(Sharecast News) - America's central bank stood pat on rates on Wednesday, but refrained from sounding a hawkish note that might tighten financial conditions further.

In its policy statement, the Federal Open Market Committee stated that there had been no additional progress towards its 2.0% inflation goal.

Inflation had "eased" over the past year. Yet it remained "elevated" and policymakers remained "highly attentive" to price risks, the FOMC added.

Nevertheless, over the preceding months, financial markets had shifted to discounting just one interest rate cut before the end of 2024, instead of the six that were priced in at the end of 2023.

Significantly too, in his press conference Fed chair Jerome Powell said that policy rates were at the level needed to bring inflation down to target over time.

Reducing inflation back to 2% would take some time but would be done, he added.

The monetary authority described recent economic growth as "solid", while adding that the economic outlook was "uncertain".

The target range for the Fed funds rate was kept at 5.25-5.50%.

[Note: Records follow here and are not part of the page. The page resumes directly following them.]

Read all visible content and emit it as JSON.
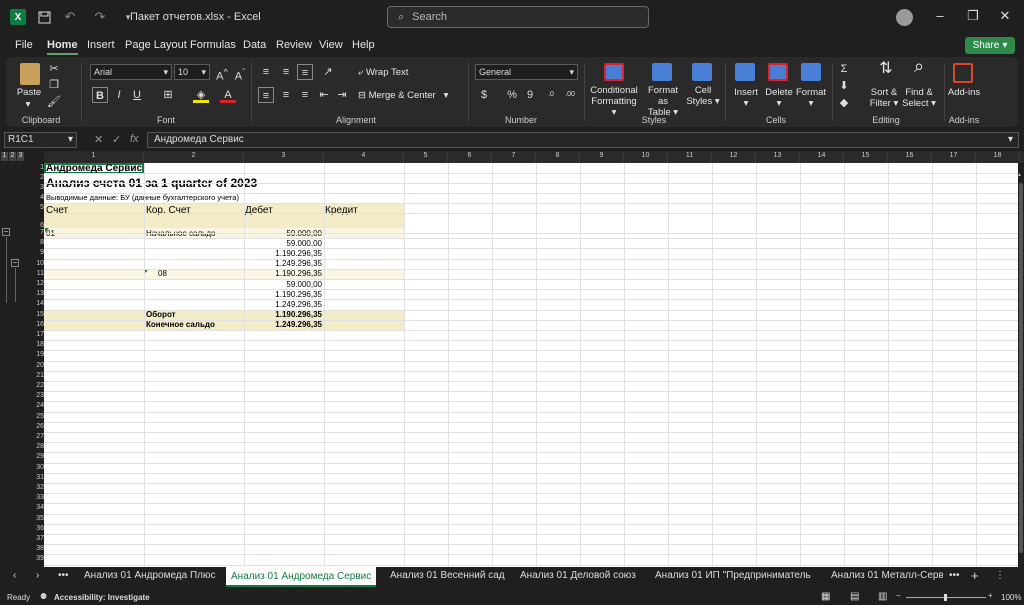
{
  "titlebar": {
    "title": "Пакет отчетов.xlsx  -  Excel",
    "search_placeholder": "Search"
  },
  "menu": {
    "items": [
      "File",
      "Home",
      "Insert",
      "Page Layout",
      "Formulas",
      "Data",
      "Review",
      "View",
      "Help"
    ],
    "share": "Share"
  },
  "ribbon": {
    "clipboard": {
      "label": "Clipboard",
      "paste": "Paste"
    },
    "font": {
      "label": "Font",
      "name": "Arial",
      "size": "10"
    },
    "alignment": {
      "label": "Alignment",
      "wrap": "Wrap Text",
      "merge": "Merge & Center"
    },
    "number": {
      "label": "Number",
      "format": "General"
    },
    "styles": {
      "label": "Styles",
      "cond1": "Conditional",
      "cond2": "Formatting",
      "fmt1": "Format as",
      "fmt2": "Table",
      "cell1": "Cell",
      "cell2": "Styles"
    },
    "cells": {
      "label": "Cells",
      "insert": "Insert",
      "delete": "Delete",
      "format": "Format"
    },
    "editing": {
      "label": "Editing",
      "sort1": "Sort &",
      "sort2": "Filter",
      "find1": "Find &",
      "find2": "Select"
    },
    "addins": {
      "label": "Add-ins",
      "btn": "Add-ins"
    }
  },
  "formula": {
    "namebox": "R1C1",
    "value": "Андромеда Сервис"
  },
  "columns": [
    "1",
    "2",
    "3",
    "4",
    "5",
    "6",
    "7",
    "8",
    "9",
    "10",
    "11",
    "12",
    "13",
    "14",
    "15",
    "16",
    "17",
    "18"
  ],
  "outline_levels": [
    "1",
    "2",
    "3"
  ],
  "cells": {
    "r1": "Андромеда Сервис",
    "r2": "Анализ счета 01 за 1 quarter of 2023",
    "r4": "Выводимые данные: БУ (данные бухгалтерского учета)",
    "h_acc": "Счет",
    "h_cor": "Кор. Счет",
    "h_deb": "Дебет",
    "h_cred": "Кредит",
    "r8_acc": "01",
    "r8_cor": "Начальное сальдо",
    "r8_deb": "59.000,00",
    "r9_deb": "59.000,00",
    "r10_deb": "1.190.296,35",
    "r11_deb": "1.249.296,35",
    "r12_cor": "08",
    "r12_deb": "1.190.296,35",
    "r13_deb": "59.000,00",
    "r14_deb": "1.190.296,35",
    "r15_deb": "1.249.296,35",
    "r16_cor": "Оборот",
    "r16_deb": "1.190.296,35",
    "r17_cor": "Конечное сальдо",
    "r17_deb": "1.249.296,35"
  },
  "tabs": [
    "Анализ 01 Андромеда Плюс",
    "Анализ 01 Андромеда Сервис",
    "Анализ 01 Весенний сад",
    "Анализ 01 Деловой союз",
    "Анализ 01 ИП \"Предприниматель",
    "Анализ 01 Металл-Серв"
  ],
  "status": {
    "ready": "Ready",
    "accessibility": "Accessibility: Investigate",
    "zoom": "100%"
  },
  "colors": {
    "accent": "#107c41",
    "header_fill": "#f4ebc7",
    "row_fill": "#fbf6e4"
  }
}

However, the Fed said that starting from June it would slow the pace at which it was reducing its holdings of Treasury debt from $60bn per month to $25bn.

"The Fed says it will keep rates on hold, and has not opened the door to a rate hike," said Kathleen Brooks, research director at XTB.

"This is much of the same from Powell so far. He sounds worried about the economy and employment levels, at the same as remaining data dependent."

As of 2001 BST the yield on the benchmark two-year U.S. Treasury note was trading ten points lower to 4.946%, having hit an intraday low of 4.933%.

The U.S. dollar index was off by 0.46% at 105.73 and the S&P 500 was climbing 1.16% to 5,093.91.

"There have been some signs that the data is beginning to soften and the economic winds changing. This will likely mean rate cuts in the near term can remain on the table, however, there is no major red flag or alert that would cause the Fed to act swiftly," said Richard Carter, head of fixed income at Quilter Cheviot.

"Furthermore, with the looming presidential election in November, there is a possibility that any rate cuts this year are put in jeopardy."

For his part, in remarks to Bloomberg TV, Mohammed El-Erian expressed concern that the Fed would be too slow in reducing rates, in part out of an abundance of caution.